Transnasal Endoscopy.2007Nikkei Medical Online静岡赤十字病院 経鼻内視鏡センターにおける前処置法

三宿病院が実施している前処置の実際

 1. ガスコン水100mLにプロナーゼ散(ガスチーム)1包(0.5g)と炭酸水素ナト リウム(重曹)1gを入れたものを服用。
ガスコン水はガスコンドロップ40mLを水1000mLに溶かしたもの。

 2. 検査台にてローリング。
腹仰位で10〜30数えた後、仰臥位。

 3. 鼻の通りの良い方を確認する。
受診者に一方の鼻腔を指で押さえて塞いでもらい、もう一方の鼻腔から息を吐き、通りが良い方を確認する。受診者が、どちらも良く通るといった場合は、右の鼻腔を選択する。

 4. 両方の鼻腔に硝酸ナファゾリンを噴霧。
0.05%硝酸ナファゾリン(プリビナ)を1〜2回噴霧する。

 5. 通りが良い方の鼻腔に塩酸リドカインビスカスを注入。
2%の塩酸リドカインビスカス(キシロカインビスカス)2mLを注入する。咽頭まで流れてきたら、飲み込んでもらう。
 キシロカインビスカスが咽頭を通過したことを受診者に確認してから、次の手順に移る(まれに咽頭通過を確認できない被検者もいる)。

 6. 14Frスティックにプリビナを噴霧。
14Frスティック(15cmのものを使用)の先端から5〜6cmくらいのところまで、プリビナを5噴霧、キシロカインスプレーを3噴霧する。
噴霧するときは、スティックから約10cm離す。
キシロカインスプレーはアルコールを含むため、鼻粘膜に使用すると刺激が強い。そのため5の手順の後ただちに準備し、1分放置、アルコールを揮発させておく。

 7. 上記スティックを通りが良い鼻腔に挿入する。
約5度上方に向けて回転させながら挿入。抵抗がある場合は垂直に近くして再挿入する。
スティックを3cm残すくらいまで深く挿入して、その後半分ほど引き抜く。
スティックが挿入できない場合は、もう一方の鼻腔に挿入を試みる(5.の手順に戻る)。スティック挿入後1分ほどおいて、検査を開始する。
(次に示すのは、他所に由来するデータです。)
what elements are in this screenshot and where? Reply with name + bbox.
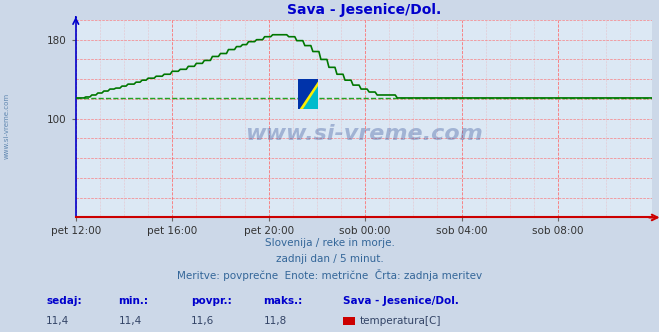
Text: temperatura[C]: temperatura[C] [360,316,442,326]
Text: min.:: min.: [119,296,149,306]
Text: 11,4: 11,4 [46,316,69,326]
Text: zadnji dan / 5 minut.: zadnji dan / 5 minut. [275,254,384,264]
Text: Slovenija / reke in morje.: Slovenija / reke in morje. [264,238,395,248]
Text: 11,6: 11,6 [191,316,214,326]
Text: www.si-vreme.com: www.si-vreme.com [3,93,10,159]
Text: 11,4: 11,4 [119,316,142,326]
Text: sedaj:: sedaj: [46,296,82,306]
Polygon shape [303,86,318,109]
Text: Meritve: povprečne  Enote: metrične  Črta: zadnja meritev: Meritve: povprečne Enote: metrične Črta:… [177,269,482,281]
Text: www.si-vreme.com: www.si-vreme.com [245,124,483,144]
Text: 11,8: 11,8 [264,316,287,326]
Polygon shape [298,79,318,109]
Polygon shape [298,79,318,109]
Text: povpr.:: povpr.: [191,296,232,306]
Text: maks.:: maks.: [264,296,303,306]
Title: Sava - Jesenice/Dol.: Sava - Jesenice/Dol. [287,3,442,17]
Text: Sava - Jesenice/Dol.: Sava - Jesenice/Dol. [343,296,459,306]
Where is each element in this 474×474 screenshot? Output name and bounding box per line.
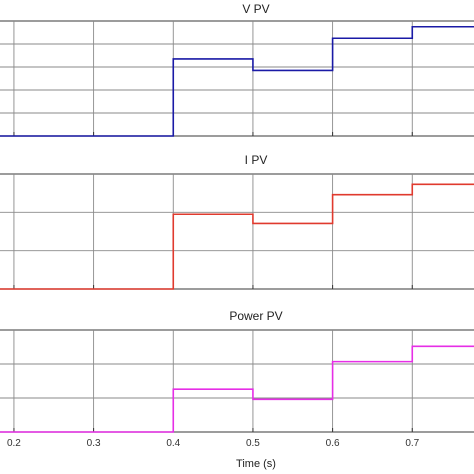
title-power-pv: Power PV	[229, 309, 282, 323]
series-v-pv	[0, 25, 474, 137]
x-tick-label: 0.2	[7, 438, 21, 449]
axes-frame	[0, 173, 474, 290]
x-tick-label: 0.6	[326, 438, 340, 449]
grid-v-pv	[0, 20, 474, 137]
axes-frame	[0, 329, 474, 433]
series-power-pv	[0, 345, 474, 433]
series-line	[0, 345, 474, 433]
series-line	[0, 25, 474, 137]
series-line	[0, 183, 474, 290]
panel-power-pv: Power PV 0.2 0.3 0.4 0.5 0.6 0.7 Time (s)	[0, 309, 474, 470]
x-tick-label: 0.7	[405, 438, 419, 449]
x-tick-label: 0.5	[246, 438, 260, 449]
grid-power-pv	[0, 329, 474, 433]
title-v-pv: V PV	[242, 2, 269, 16]
x-tick-label: 0.4	[166, 438, 180, 449]
axes-frame	[0, 20, 474, 137]
x-axis-label: Time (s)	[236, 458, 276, 470]
panel-v-pv: V PV	[0, 2, 474, 137]
series-i-pv	[0, 183, 474, 290]
panel-i-pv: I PV	[0, 153, 474, 290]
x-tick-label: 0.3	[87, 438, 101, 449]
x-tick-labels: 0.2 0.3 0.4 0.5 0.6 0.7	[7, 438, 420, 449]
title-i-pv: I PV	[245, 153, 268, 167]
grid-i-pv	[0, 173, 474, 290]
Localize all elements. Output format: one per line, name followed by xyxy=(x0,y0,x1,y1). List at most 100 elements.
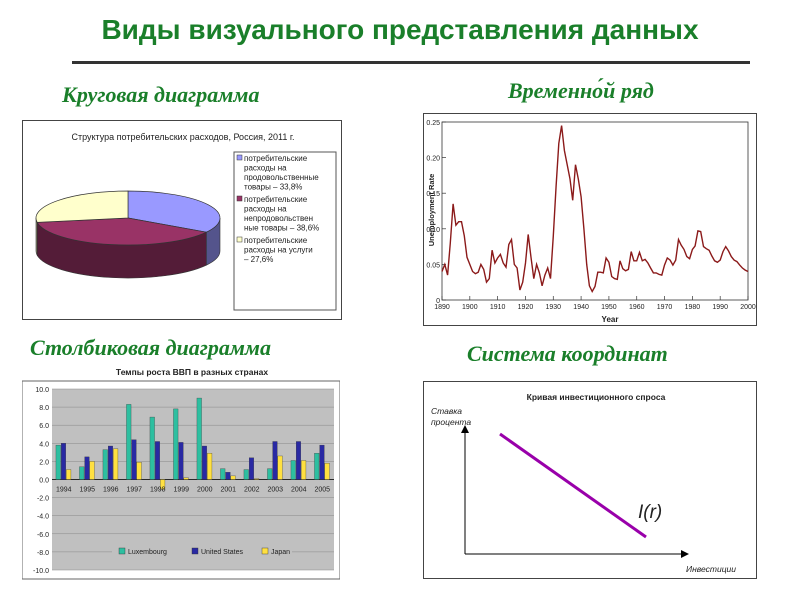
bar-japan-1997 xyxy=(136,462,142,480)
bar-united-states-1998 xyxy=(154,441,160,480)
timeseries-panel: 0 0.05 0.10 0.15 0.20 0.25 1890 1900 1910 1920 193… xyxy=(423,113,757,326)
bar-xtick-label: 1997 xyxy=(126,487,142,494)
coords-ylabel-line1: Ставка xyxy=(431,406,462,416)
bar-ytick-label: 8.0 xyxy=(39,405,49,412)
bar-ytick-label: -8.0 xyxy=(37,550,49,557)
investment-demand-chart: Кривая инвестиционного спроса Ставка про… xyxy=(431,392,736,574)
ts-xtick-label: 1950 xyxy=(601,304,617,311)
ts-xtick-label: 1910 xyxy=(490,304,506,311)
bar-xtick-label: 2005 xyxy=(314,487,330,494)
bar-xtick-label: 1998 xyxy=(150,487,166,494)
bar-xtick-label: 1995 xyxy=(79,487,95,494)
ts-xtick-label: 2000 xyxy=(740,304,756,311)
pie-chart-title: Структура потребительских расходов, Росс… xyxy=(71,132,294,142)
ts-ytick-label: 0.10 xyxy=(426,227,440,234)
bar-luxembourg-1999 xyxy=(173,408,179,480)
bar-united-states-1996 xyxy=(108,445,113,480)
bar-japan-2004 xyxy=(301,460,307,480)
ts-ytick-label: 0.05 xyxy=(426,262,440,269)
bar-chart-title: Темпы роста ВВП в разных странах xyxy=(116,367,268,377)
bar-japan-2002 xyxy=(254,478,260,480)
bar-united-states-1995 xyxy=(84,456,90,480)
ts-xtick-label: 1960 xyxy=(629,304,645,311)
bar-japan-2003 xyxy=(277,455,283,480)
bar-japan-2001 xyxy=(230,475,236,480)
pie-legend-swatch-1 xyxy=(236,195,243,202)
bar-united-states-1997 xyxy=(131,439,137,480)
page-title: Виды визуального представления данных xyxy=(101,14,699,45)
coords-chart-title: Кривая инвестиционного спроса xyxy=(527,392,666,402)
bar-chart: Темпы роста ВВП в разных странах -10.0 -8… xyxy=(21,367,341,580)
bar-luxembourg-1998 xyxy=(149,416,155,480)
bar-japan-2000 xyxy=(207,453,213,480)
timeseries-chart: 0 0.05 0.10 0.15 0.20 0.25 1890 1900 1910 1920 193… xyxy=(426,120,756,324)
ts-xtick-label: 1990 xyxy=(712,304,728,311)
bar-united-states-2002 xyxy=(248,457,254,480)
pie-legend-swatch-0 xyxy=(236,154,243,161)
bar-legend-label: Japan xyxy=(271,549,290,556)
ts-ytick-label: 0.25 xyxy=(426,120,440,127)
ts-xtick-label: 1940 xyxy=(573,304,589,311)
bar-ytick-label: 6.0 xyxy=(39,423,49,430)
bar-legend-box xyxy=(112,545,292,559)
coords-panel: Кривая инвестиционного спроса Ставка про… xyxy=(423,381,757,579)
ts-xtick-label: 1890 xyxy=(434,304,450,311)
section-title-bar: Столбиковая диаграмма xyxy=(30,335,272,360)
ts-ytick-label: 0.20 xyxy=(426,156,440,163)
section-title-timeseries: Временно́й ряд xyxy=(508,78,654,103)
bar-ytick-label: 4.0 xyxy=(39,441,49,448)
bar-ytick-label: -4.0 xyxy=(37,514,49,521)
section-title-coords: Система координат xyxy=(467,341,668,366)
bar-united-states-2001 xyxy=(225,472,231,480)
bar-luxembourg-2004 xyxy=(290,460,296,480)
bar-luxembourg-1997 xyxy=(126,404,132,480)
bar-luxembourg-2002 xyxy=(243,469,249,480)
pie-legend-label-0: продовольственные xyxy=(244,173,319,182)
bar-japan-1998 xyxy=(160,479,166,490)
bar-japan-2005 xyxy=(324,463,330,480)
ir-curve-label: I(r) xyxy=(638,502,662,523)
bar-chart-panel: Темпы роста ВВП в разных странах -10.0 -8… xyxy=(21,365,341,580)
pie-slice-2 xyxy=(35,190,129,223)
bar-united-states-2005 xyxy=(319,444,325,480)
bar-japan-1994 xyxy=(66,469,72,480)
bar-legend-label: United States xyxy=(201,549,244,556)
bar-xtick-label: 2002 xyxy=(244,487,260,494)
bar-ytick-label: 2.0 xyxy=(39,459,49,466)
bar-luxembourg-2001 xyxy=(220,468,226,480)
bar-united-states-2004 xyxy=(295,441,301,480)
pie-legend-label-1: ные товары – 38,6% xyxy=(244,224,319,233)
pie-chart: Структура потребительских расходов, Росс… xyxy=(35,132,337,311)
bar-japan-1999 xyxy=(183,477,189,480)
bar-legend-swatch xyxy=(191,547,199,555)
bar-united-states-1999 xyxy=(178,442,184,480)
bar-ytick-label: -10.0 xyxy=(33,568,49,575)
bar-xtick-label: 1994 xyxy=(56,487,72,494)
unemployment-series-line xyxy=(441,125,749,294)
bar-united-states-2003 xyxy=(272,441,278,480)
pie-legend-label-2: потребительские xyxy=(244,236,308,245)
ts-xtick-label: 1900 xyxy=(462,304,478,311)
bar-luxembourg-1994 xyxy=(55,444,61,480)
bar-xtick-label: 1999 xyxy=(173,487,189,494)
coords-xlabel: Инвестиции xyxy=(686,564,736,574)
bar-legend-label: Luxembourg xyxy=(128,549,167,556)
section-title-pie: Круговая диаграмма xyxy=(62,82,260,107)
bar-xtick-label: 2004 xyxy=(291,487,307,494)
bar-japan-1996 xyxy=(113,448,119,480)
pie-legend-label-0: потребительские xyxy=(244,154,308,163)
ts-xtick-label: 1980 xyxy=(685,304,701,311)
bar-luxembourg-1995 xyxy=(79,466,85,480)
bar-xtick-label: 1996 xyxy=(103,487,119,494)
ts-ylabel: Unemployment Rate xyxy=(427,174,436,247)
bar-xtick-label: 2003 xyxy=(267,487,283,494)
pie-legend-label-1: непродовольствен xyxy=(244,214,313,223)
pie-legend-label-2: – 27,6% xyxy=(244,255,273,264)
pie-slice-side xyxy=(35,217,38,257)
ts-xtick-label: 1970 xyxy=(657,304,673,311)
pie-legend-box xyxy=(233,151,337,311)
bar-xtick-label: 2000 xyxy=(197,487,213,494)
pie-chart-panel: Структура потребительских расходов, Росс… xyxy=(22,120,342,320)
ts-xtick-label: 1930 xyxy=(545,304,561,311)
ts-xtick-label: 1920 xyxy=(518,304,534,311)
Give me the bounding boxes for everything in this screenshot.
 前処置開始から検査実施が可能になるまでの時間は5〜6分くらいである。




岩永智恵子氏(看護師/内視鏡技師)に聞く
三宿病院が実施している前処置のポイント

スティック法を採用している理由はなんでしょうか?

 経鼻内視鏡前処置の方法には、スティック法のほかに、スプレーのみの処置や、綿棒を挿入する方法などがあります。私たちがスティック法を選択した主な理由は、内視鏡が通過できる鼻腔スペースがあるか、その方向はどうか、などを内視鏡挿入前に確認することができるからです。また、被検者の方に鼻腔に管を通すという感覚をあらかじめ体験していただき、内視鏡挿入前の不安感を少しでも和らげていただきたいからです。

14Frスティック1本で良いのでしょうか?

 経鼻内視鏡を開始した当初は14Frの後に16Frスティックを挿入していましたが、16Frスティックを挿入するときに被検者が強い痛みを訴える場合がありました。実際に前処置を行う看護師としては、細いスティックなら入れられるが被検者に苦痛を与える可能性のある太いスティックの挿入には抵抗がありました。また、16Frのスティックが入ったからといって18Frサイズのスコープ(FTS社EG-530N)が抵抗なく入るとは限りません。結局は二度手間ではないかとの理由から、試行錯誤の上、現在の方法に落ち着きました。現在の方法では14Frのスティックにプリビナを噴霧していますので、鼻腔を十分に拡張でき、挿入率も97%に達しています。

現在の方法を実施して、被検者の反応はいかがですか?

 前処置自体の苦痛に関する被検者からの聞き取り調査を実施しました。これは前処置の一つ一つのステップごとに看護師が被検者に質問し、ご回答いただいたものです。何らかの苦痛がある方で多いものは、スティック挿入時の痛み・違和感50%、キシロカインビスカスがしみる47.9%、全体を通してまったく苦痛がなかったという方は36.9%、となっています。ただ、経鼻内視鏡終了後のアンケート結果からみると前処置自体の苦痛は軽度であり、次回も経鼻内視鏡を希望される方が85%となっています。

 しかし、検査中に鼻の痛みやのどの痛み、あるいは、嘔吐反射を訴える方が約15%おられました。したがって、現在の方法も改善の余地があると考えられ、被検者への負担の少ない、より効果的な前処置を目指し工夫を重ねていく予定です。